Even with windows shut for the cold autumn night, the steady roar of the falling water penetrated the well-insulated house. I lay awake hearing it and allowing it to occupy my mind until I couldn't sleep.

Relaxing and beginning to make the sound of the waterfall a part of myself was difficult - the sound of water striving toward the sea.

I spent some of the next day looking at and listening to the waterfall from different places. The next night, I slept - although throughout our time there I woke to electrical, mechanical sounds, because I couldn't incorporate those sounds into myself.

The waterfall fascinated all of us. Winter brought cold weather and shaded the waterfall from most of the day's sunshine. Ice climbed in front of the falling water and stood white from wall to wall of the vertical channel in rock.

Away from the falling water, where mist filled the air, frost rimed the ground. I found Juniper's tracks going farther under the steep cliffs than we had said she could go, toward the waterfall about two-thirds of the way up.

I REMEMBERED when I was young and adults limited where I was allowed to go, I went where I wanted to go anyway. I told Juniper, ``Be really careful if you approach the fall over icy ground. I am concerned that you could slip or that rocks in the cliff could loosen from ice freezing and thawing.

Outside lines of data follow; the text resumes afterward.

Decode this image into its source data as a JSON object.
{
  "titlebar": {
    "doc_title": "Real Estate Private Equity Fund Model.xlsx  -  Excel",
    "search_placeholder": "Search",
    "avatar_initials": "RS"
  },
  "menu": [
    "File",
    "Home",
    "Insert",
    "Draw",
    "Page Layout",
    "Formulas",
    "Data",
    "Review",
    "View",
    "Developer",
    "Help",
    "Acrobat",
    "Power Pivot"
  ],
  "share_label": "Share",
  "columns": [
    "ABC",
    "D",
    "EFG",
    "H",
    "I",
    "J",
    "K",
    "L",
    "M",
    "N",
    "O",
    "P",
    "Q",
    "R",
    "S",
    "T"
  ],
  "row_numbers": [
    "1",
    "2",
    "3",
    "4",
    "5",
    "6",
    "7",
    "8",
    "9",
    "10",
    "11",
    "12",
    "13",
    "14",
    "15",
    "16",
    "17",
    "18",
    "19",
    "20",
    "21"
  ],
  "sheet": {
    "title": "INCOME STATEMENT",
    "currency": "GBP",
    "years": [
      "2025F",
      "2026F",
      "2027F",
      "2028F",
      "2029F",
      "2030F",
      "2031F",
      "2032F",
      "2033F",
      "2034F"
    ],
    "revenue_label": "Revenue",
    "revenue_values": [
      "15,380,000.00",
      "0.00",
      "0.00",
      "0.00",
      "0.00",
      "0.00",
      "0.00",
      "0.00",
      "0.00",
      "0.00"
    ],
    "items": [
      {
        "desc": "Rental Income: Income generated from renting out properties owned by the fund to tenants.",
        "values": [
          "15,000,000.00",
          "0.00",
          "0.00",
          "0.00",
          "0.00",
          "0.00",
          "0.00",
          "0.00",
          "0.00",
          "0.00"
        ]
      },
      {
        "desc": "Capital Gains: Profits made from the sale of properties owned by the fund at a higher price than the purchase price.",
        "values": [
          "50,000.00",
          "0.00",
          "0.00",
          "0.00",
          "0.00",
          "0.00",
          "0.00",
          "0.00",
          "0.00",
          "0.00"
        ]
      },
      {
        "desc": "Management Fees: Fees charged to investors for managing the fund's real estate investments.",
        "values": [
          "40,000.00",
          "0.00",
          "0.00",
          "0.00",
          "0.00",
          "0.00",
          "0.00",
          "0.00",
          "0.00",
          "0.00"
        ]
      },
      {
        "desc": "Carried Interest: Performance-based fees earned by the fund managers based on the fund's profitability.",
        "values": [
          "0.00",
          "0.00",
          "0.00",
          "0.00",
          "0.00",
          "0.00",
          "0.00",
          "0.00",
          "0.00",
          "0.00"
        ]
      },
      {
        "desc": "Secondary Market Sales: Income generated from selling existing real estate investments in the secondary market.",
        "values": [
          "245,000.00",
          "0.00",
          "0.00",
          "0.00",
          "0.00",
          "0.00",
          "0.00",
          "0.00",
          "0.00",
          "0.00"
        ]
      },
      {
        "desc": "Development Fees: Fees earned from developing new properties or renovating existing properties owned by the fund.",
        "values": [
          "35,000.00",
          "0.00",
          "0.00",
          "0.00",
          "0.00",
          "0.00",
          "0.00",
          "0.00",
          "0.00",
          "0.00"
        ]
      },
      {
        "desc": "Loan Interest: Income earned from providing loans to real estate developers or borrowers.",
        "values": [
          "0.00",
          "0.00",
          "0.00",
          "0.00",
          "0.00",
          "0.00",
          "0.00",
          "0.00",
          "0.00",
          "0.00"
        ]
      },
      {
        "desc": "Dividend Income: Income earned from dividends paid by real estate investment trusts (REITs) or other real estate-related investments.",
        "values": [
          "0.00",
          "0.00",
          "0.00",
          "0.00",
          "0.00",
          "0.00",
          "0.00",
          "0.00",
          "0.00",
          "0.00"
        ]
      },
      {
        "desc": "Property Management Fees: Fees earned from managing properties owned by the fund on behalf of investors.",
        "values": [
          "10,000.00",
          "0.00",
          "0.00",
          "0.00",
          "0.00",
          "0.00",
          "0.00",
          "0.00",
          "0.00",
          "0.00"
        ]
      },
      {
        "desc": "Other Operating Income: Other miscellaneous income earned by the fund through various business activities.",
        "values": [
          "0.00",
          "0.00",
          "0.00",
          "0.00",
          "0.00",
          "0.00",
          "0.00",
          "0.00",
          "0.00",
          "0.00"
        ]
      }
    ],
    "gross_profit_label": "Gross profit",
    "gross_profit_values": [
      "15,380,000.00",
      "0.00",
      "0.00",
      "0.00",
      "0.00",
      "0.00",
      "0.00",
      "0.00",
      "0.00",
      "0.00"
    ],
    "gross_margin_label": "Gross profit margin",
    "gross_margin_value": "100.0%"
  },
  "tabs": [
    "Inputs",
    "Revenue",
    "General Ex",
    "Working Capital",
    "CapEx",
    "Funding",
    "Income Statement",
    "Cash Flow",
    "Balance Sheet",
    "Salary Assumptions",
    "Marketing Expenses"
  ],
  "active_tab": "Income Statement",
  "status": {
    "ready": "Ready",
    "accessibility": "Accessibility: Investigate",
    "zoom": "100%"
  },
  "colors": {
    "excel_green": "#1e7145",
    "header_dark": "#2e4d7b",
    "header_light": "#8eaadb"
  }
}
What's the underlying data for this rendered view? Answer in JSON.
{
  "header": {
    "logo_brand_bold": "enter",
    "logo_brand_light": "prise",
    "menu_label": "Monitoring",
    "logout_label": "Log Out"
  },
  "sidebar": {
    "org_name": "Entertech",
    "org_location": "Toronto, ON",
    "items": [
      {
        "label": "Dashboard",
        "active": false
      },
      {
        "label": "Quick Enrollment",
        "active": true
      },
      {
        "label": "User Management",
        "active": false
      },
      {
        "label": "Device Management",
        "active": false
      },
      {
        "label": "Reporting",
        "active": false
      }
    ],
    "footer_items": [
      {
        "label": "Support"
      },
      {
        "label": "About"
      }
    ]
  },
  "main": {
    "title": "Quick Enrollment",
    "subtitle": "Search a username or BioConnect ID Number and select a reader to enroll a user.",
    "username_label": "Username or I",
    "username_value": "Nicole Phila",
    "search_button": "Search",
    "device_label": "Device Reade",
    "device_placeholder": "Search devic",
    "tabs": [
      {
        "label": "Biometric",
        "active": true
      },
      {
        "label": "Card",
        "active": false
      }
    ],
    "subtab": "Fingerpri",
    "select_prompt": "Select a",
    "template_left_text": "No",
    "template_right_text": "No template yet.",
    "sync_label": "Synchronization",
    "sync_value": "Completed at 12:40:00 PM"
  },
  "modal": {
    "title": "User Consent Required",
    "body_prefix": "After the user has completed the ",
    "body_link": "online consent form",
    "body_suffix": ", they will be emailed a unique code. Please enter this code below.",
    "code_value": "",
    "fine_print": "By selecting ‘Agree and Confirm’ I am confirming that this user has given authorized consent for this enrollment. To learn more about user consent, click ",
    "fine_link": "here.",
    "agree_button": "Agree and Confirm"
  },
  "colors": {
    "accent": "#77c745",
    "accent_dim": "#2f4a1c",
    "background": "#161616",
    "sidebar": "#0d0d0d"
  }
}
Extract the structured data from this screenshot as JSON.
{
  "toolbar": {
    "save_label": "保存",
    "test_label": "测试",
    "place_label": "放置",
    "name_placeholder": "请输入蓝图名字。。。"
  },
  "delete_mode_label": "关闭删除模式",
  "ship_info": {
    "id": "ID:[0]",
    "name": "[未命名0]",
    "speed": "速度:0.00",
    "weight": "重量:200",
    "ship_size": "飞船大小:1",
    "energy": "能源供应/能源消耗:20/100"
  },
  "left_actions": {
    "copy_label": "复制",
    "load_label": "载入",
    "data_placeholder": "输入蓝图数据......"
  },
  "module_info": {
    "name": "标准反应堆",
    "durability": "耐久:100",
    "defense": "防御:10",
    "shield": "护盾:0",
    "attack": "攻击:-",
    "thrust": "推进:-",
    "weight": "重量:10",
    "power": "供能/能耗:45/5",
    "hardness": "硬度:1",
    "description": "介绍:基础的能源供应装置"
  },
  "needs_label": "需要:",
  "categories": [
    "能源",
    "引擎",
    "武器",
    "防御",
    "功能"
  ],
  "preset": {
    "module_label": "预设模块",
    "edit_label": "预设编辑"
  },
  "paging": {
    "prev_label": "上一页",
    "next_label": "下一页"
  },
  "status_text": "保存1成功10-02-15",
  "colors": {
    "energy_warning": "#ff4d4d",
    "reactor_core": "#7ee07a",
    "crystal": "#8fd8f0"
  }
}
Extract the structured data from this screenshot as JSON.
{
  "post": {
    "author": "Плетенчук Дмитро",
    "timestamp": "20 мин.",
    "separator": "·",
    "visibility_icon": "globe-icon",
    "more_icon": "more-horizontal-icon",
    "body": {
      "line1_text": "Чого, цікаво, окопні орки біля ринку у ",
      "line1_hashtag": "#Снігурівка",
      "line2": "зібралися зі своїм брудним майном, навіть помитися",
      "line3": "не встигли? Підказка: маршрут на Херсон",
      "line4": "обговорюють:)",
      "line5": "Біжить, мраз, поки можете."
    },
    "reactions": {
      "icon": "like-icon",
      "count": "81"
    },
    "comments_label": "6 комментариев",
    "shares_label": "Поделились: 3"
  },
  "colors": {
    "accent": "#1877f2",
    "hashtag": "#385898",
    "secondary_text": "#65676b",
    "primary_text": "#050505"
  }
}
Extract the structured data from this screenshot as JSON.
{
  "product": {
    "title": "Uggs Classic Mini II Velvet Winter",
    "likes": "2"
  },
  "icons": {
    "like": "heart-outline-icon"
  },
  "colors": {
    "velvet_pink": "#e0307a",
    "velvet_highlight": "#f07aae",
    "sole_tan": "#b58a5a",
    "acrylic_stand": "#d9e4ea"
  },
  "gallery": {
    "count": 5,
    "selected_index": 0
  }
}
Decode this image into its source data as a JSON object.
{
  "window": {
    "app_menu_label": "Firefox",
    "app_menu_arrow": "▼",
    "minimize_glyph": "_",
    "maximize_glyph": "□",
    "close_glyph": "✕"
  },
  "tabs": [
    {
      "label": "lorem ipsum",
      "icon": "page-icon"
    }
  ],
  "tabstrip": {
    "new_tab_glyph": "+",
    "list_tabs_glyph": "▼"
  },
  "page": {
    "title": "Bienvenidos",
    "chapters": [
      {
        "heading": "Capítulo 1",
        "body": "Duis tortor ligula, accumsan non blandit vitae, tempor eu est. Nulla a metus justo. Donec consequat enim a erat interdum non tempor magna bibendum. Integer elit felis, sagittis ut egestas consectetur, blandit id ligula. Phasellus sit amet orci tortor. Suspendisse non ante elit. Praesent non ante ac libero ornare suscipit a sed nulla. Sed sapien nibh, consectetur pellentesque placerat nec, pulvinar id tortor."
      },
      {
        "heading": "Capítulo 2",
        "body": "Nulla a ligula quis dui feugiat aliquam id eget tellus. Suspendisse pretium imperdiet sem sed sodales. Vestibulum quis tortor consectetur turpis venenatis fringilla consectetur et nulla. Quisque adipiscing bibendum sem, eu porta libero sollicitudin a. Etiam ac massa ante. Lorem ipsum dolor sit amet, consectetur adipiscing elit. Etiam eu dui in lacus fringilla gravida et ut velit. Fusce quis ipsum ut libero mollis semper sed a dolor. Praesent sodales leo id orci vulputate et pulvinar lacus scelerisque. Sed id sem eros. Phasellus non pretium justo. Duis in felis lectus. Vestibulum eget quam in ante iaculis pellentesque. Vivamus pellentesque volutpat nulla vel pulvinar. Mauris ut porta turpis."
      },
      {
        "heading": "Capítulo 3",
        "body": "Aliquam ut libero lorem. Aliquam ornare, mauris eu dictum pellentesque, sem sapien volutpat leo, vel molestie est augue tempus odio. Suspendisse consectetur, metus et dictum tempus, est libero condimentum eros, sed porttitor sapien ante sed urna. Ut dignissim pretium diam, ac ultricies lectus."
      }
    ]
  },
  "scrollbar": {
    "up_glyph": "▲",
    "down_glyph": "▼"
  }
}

She said, ``I am really careful. I won't get hurt.''

A man who said he had climbed the frozen waterfall several years before asked me if I would call him if the waterfall froze over all the way up. He wanted to come out and climb it again. I sometimes hoped it wouldn't freeze; I thought it might be a little too early for Juniper to see someone climb the waterfall. She would want to climb it, and as a conservative parent, I thought that adventure could wait a year or two.

Tumalo Fall gradually froze until a solid wall of ice stood in front of the falling water, connecting the two sides of the channel down which the water fell. Then the days and nights warmed in preparation for spring, and the ice, closing off more than 60 feet of the waterfall, began to melt and eventually fell away. The waterfall was left clear.

By then I had developed the habit of leaving the window of the upstairs loft, where our bed was, open a little even on the coldest nights. That way, we could hear the waterfall better, and with the sound of the power of the water carrying steadily to me, all the mundane electrical sounds of the house didn't bother me as much. I slept easily through most nights.